I wanted to do the force demote but since there are errors from parent domain about replication, i guess i will end up in more mess because force 'replicate now'  from parent domain via site & services shows error for "Replicate from..." but "Replicate to..." is OK.

any ideas?




one question apart from the story:

every type of troubleshooting of replication i did so far was based on articles and step by steps of other poeple. I can't tolerate this anymore. what should i do in order to learn the whole thing and understands perfectly, and then start using my own steps to overcome replication problems? rather than following articles blindfolded.

I think I am missing something like a deep book of troubleshooting, an online course of troubleshooting to understands things deeply. I have read brian desmon book back in 3 years but that was when I was so so newbie. I think i have to brush up on that. any other ideas towards this?


Order By: Standard | Newest | Votes
Mat.Collins posted this 08 July 2018

Update: problem got fixed by 'Allow divergent.." reg key. however:

  • What is the relation of this error with kerberoes error mentioned about 'AP-Modified'? any ideas?
  • feel free to guide me about my last queston :)

thank you

Rajeev Chauhan posted this 09 July 2018

KRBAPERRMODIFIED  indicates that the password used to encrypt the kerberos service ticket is different than that on the target server. 
This should not have been done  "Allow divergent"  would cause lingering objects. 

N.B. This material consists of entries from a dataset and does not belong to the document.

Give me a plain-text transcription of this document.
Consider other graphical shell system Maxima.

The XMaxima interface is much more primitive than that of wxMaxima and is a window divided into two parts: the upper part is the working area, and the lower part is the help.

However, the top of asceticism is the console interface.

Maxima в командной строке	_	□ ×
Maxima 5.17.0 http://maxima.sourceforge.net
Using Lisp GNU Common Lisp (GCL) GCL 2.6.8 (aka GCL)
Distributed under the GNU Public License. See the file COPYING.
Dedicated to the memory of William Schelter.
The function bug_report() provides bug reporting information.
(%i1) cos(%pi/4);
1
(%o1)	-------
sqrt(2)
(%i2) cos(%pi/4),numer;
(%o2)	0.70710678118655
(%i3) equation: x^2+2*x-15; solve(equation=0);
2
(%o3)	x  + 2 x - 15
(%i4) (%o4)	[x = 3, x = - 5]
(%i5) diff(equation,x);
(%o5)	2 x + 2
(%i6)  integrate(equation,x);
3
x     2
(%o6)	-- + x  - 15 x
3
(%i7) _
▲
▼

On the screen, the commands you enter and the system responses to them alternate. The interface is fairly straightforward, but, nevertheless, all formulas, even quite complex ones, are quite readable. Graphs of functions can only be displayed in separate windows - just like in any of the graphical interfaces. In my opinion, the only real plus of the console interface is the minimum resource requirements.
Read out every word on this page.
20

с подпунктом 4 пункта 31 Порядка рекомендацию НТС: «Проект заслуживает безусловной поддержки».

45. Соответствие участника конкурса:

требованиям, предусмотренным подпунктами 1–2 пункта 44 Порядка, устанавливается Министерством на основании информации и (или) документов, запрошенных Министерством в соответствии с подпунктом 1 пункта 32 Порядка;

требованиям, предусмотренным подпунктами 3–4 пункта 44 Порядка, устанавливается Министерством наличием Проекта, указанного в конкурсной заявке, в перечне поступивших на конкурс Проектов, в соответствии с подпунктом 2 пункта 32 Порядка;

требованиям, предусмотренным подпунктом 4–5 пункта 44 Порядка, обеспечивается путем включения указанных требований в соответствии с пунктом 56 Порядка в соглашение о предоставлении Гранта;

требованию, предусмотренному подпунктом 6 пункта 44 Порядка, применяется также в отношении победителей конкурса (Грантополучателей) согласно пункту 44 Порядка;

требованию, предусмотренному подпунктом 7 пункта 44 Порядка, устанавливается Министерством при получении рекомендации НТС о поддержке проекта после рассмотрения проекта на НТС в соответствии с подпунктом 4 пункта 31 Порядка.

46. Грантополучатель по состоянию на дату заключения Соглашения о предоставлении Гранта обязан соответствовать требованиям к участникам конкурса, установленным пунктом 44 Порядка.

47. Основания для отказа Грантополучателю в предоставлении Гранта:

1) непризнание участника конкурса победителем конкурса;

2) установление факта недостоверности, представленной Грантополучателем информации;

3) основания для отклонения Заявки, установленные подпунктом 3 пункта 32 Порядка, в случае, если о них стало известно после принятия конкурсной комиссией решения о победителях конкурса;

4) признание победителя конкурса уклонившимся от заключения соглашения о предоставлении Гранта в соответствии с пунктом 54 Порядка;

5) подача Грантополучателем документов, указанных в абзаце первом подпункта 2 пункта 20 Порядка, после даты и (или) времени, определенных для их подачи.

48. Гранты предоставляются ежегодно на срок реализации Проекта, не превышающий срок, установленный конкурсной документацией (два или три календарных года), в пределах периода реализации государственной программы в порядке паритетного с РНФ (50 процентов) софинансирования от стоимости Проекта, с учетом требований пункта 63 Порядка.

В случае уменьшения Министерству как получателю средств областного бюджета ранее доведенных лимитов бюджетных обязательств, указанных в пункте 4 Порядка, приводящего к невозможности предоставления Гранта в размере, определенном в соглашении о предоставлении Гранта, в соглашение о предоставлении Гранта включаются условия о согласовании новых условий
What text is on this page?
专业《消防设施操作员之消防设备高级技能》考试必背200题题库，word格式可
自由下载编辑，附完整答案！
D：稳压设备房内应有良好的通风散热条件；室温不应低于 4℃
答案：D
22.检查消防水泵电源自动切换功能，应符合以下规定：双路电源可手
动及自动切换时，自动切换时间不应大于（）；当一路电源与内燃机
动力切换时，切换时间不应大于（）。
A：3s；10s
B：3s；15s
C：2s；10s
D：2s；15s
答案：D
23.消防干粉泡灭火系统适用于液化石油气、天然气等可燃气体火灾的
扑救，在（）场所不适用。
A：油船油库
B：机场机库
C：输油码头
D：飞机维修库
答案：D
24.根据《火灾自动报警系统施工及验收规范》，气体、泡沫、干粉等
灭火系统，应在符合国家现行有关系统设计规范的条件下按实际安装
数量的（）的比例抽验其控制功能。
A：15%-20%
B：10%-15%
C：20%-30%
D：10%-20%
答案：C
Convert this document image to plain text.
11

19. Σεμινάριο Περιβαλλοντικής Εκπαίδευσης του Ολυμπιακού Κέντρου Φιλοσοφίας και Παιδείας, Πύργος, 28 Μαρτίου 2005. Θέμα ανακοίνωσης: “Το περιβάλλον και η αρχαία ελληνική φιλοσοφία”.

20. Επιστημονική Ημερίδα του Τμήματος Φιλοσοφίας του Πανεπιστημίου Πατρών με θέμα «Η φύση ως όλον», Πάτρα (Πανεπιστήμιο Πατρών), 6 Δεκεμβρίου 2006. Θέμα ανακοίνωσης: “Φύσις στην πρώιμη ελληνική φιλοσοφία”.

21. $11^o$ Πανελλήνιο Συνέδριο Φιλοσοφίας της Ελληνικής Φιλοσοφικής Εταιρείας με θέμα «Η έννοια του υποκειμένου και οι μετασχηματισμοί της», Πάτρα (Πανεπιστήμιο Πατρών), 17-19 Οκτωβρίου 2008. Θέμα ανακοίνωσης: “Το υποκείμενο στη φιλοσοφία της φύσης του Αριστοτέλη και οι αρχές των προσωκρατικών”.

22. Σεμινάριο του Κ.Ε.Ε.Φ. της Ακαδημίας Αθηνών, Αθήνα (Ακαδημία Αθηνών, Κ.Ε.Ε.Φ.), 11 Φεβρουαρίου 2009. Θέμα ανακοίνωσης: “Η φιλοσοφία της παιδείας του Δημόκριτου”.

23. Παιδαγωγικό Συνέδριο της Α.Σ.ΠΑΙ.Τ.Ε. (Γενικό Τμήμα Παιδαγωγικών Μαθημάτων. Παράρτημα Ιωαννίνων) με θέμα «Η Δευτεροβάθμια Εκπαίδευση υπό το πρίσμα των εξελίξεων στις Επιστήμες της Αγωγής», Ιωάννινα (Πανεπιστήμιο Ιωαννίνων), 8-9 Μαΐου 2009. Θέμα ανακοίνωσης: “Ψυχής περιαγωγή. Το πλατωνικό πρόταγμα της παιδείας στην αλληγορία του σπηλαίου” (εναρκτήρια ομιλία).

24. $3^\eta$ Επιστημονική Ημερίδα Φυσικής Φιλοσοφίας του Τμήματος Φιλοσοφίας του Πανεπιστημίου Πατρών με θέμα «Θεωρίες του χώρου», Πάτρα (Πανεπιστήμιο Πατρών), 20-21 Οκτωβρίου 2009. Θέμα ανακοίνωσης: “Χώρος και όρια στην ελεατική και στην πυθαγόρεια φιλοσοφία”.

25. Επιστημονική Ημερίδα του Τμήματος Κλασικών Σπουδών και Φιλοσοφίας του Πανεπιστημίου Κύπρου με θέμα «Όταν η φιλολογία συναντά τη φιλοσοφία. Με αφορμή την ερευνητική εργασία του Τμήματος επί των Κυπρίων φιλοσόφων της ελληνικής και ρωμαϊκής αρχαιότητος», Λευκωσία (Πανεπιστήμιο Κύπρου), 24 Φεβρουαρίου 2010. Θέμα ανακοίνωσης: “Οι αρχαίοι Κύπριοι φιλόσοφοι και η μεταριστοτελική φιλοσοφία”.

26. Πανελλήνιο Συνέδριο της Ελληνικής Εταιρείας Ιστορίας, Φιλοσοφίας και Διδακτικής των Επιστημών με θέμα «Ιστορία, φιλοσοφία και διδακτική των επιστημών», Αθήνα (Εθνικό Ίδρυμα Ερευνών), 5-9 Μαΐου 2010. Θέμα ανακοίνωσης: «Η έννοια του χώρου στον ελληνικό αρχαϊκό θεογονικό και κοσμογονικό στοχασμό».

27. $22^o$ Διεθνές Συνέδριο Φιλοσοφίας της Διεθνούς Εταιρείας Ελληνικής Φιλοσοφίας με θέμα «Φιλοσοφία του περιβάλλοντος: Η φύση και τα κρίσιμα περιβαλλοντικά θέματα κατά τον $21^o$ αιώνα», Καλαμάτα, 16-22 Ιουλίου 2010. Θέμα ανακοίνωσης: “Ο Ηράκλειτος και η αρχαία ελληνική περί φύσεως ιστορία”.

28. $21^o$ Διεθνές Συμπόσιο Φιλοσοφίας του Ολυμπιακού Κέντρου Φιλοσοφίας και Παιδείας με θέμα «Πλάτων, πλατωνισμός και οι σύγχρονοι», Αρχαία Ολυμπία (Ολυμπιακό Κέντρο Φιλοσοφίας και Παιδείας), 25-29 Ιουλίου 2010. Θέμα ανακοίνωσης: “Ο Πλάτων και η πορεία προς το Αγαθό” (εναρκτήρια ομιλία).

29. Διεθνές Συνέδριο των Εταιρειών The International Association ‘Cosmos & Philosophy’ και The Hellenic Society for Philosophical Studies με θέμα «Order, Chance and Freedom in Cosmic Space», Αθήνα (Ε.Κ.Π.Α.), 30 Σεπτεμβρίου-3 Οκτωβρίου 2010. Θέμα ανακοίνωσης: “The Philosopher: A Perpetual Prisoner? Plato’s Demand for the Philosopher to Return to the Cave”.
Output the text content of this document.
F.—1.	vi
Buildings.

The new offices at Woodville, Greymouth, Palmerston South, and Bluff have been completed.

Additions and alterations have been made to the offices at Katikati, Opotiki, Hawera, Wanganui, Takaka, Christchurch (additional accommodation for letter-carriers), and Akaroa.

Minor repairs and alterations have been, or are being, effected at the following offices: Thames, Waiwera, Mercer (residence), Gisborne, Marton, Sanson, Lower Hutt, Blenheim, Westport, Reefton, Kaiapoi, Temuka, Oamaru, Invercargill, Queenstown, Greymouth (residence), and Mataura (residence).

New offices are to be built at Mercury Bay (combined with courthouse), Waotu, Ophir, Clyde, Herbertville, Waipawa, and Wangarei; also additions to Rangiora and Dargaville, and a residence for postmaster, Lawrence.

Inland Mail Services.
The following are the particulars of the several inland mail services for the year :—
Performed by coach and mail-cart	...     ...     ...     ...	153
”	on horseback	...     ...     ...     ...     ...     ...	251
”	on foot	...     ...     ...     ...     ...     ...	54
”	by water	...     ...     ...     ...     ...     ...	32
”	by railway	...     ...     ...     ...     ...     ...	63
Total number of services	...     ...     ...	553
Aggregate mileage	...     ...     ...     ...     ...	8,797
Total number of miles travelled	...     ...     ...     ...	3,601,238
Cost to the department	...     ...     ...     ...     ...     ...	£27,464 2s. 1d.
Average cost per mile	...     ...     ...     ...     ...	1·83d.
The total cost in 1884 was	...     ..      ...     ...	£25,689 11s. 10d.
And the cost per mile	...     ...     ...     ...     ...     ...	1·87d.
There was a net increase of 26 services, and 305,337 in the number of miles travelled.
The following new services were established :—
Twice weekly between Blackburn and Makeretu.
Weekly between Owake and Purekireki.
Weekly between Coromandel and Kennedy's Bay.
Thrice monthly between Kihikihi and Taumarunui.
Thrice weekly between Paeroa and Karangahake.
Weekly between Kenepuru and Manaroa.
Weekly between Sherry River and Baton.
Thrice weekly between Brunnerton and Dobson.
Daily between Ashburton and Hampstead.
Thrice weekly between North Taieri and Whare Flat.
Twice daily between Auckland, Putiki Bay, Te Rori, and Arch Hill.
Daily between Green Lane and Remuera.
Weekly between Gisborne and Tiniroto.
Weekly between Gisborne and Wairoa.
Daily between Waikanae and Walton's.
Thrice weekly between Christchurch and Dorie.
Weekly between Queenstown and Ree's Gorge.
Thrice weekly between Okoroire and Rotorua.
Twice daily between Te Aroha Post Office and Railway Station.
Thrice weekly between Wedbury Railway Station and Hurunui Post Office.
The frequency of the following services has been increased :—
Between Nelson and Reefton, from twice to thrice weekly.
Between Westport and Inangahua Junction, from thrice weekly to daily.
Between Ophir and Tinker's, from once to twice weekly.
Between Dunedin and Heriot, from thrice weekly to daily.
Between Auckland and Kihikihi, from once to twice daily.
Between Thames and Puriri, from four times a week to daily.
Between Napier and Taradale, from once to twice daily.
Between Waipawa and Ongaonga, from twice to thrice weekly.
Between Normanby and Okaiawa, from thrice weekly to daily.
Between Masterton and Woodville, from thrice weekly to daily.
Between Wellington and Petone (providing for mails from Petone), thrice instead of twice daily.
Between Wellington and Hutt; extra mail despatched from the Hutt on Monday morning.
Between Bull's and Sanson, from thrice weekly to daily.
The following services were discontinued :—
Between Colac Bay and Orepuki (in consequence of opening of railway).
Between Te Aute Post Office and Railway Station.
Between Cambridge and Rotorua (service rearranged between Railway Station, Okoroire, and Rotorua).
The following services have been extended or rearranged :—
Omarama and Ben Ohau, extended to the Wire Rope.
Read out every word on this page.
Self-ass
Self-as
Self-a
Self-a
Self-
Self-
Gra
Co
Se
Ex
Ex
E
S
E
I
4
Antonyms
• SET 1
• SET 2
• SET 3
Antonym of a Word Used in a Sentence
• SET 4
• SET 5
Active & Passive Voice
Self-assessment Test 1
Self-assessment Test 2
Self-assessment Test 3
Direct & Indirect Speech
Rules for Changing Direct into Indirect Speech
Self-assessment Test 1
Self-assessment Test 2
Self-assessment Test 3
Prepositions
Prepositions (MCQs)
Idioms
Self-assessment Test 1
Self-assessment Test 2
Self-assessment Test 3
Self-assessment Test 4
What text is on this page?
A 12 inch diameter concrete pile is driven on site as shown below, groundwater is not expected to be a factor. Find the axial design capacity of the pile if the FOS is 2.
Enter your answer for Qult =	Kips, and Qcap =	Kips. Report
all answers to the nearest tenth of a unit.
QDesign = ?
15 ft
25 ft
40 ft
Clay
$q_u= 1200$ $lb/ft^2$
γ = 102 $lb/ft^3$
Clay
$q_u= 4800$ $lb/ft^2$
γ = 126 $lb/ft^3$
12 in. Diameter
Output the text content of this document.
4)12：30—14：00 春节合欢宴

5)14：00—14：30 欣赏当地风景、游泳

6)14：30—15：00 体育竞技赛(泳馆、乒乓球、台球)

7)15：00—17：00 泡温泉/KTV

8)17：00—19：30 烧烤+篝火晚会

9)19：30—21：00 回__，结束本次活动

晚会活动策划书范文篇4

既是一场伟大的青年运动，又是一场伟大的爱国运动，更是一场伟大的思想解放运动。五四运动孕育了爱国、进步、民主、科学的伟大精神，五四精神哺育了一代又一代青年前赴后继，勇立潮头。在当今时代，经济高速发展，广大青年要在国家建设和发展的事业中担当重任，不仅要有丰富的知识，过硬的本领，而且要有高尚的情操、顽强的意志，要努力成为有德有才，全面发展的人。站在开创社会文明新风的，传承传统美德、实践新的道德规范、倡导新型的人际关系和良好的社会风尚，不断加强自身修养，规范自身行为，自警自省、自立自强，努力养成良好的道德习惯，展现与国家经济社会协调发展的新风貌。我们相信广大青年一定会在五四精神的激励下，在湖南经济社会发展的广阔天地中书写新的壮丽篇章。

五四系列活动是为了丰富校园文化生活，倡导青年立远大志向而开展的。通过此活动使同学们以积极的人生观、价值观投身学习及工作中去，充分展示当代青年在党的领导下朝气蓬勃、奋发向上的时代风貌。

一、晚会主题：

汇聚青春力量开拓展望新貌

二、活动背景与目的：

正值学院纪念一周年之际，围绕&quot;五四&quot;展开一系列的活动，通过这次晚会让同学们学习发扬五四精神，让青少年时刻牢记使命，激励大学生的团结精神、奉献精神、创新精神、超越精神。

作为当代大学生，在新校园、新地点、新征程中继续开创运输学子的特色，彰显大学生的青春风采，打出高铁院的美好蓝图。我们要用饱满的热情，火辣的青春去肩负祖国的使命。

Mat.Collins posted this 09 July 2018

thankx for reply.

ye i saw that broken secure channel in the begining of tshoot. i changed pw of the computer account but the problem was again there. also after enabling 'allow divergetnt' and initiating the replication, i removed the key. 

no log indicating lingering object in event viewer.

GuyTe posted this 09 July 2018

allowDivergent allows replication of DCs that have not replicated beyond TSL.

Any chance the DC in question was not replicating for more than TSL?

Computer account pwd change is every 30days

è 2 consecutive non-replicated pwd changes of DC’s computer accounts are ~60 days (secure channel breaks after 2nd pwd change is not replicated)

If your TSL is 60 days, that could be the explanation.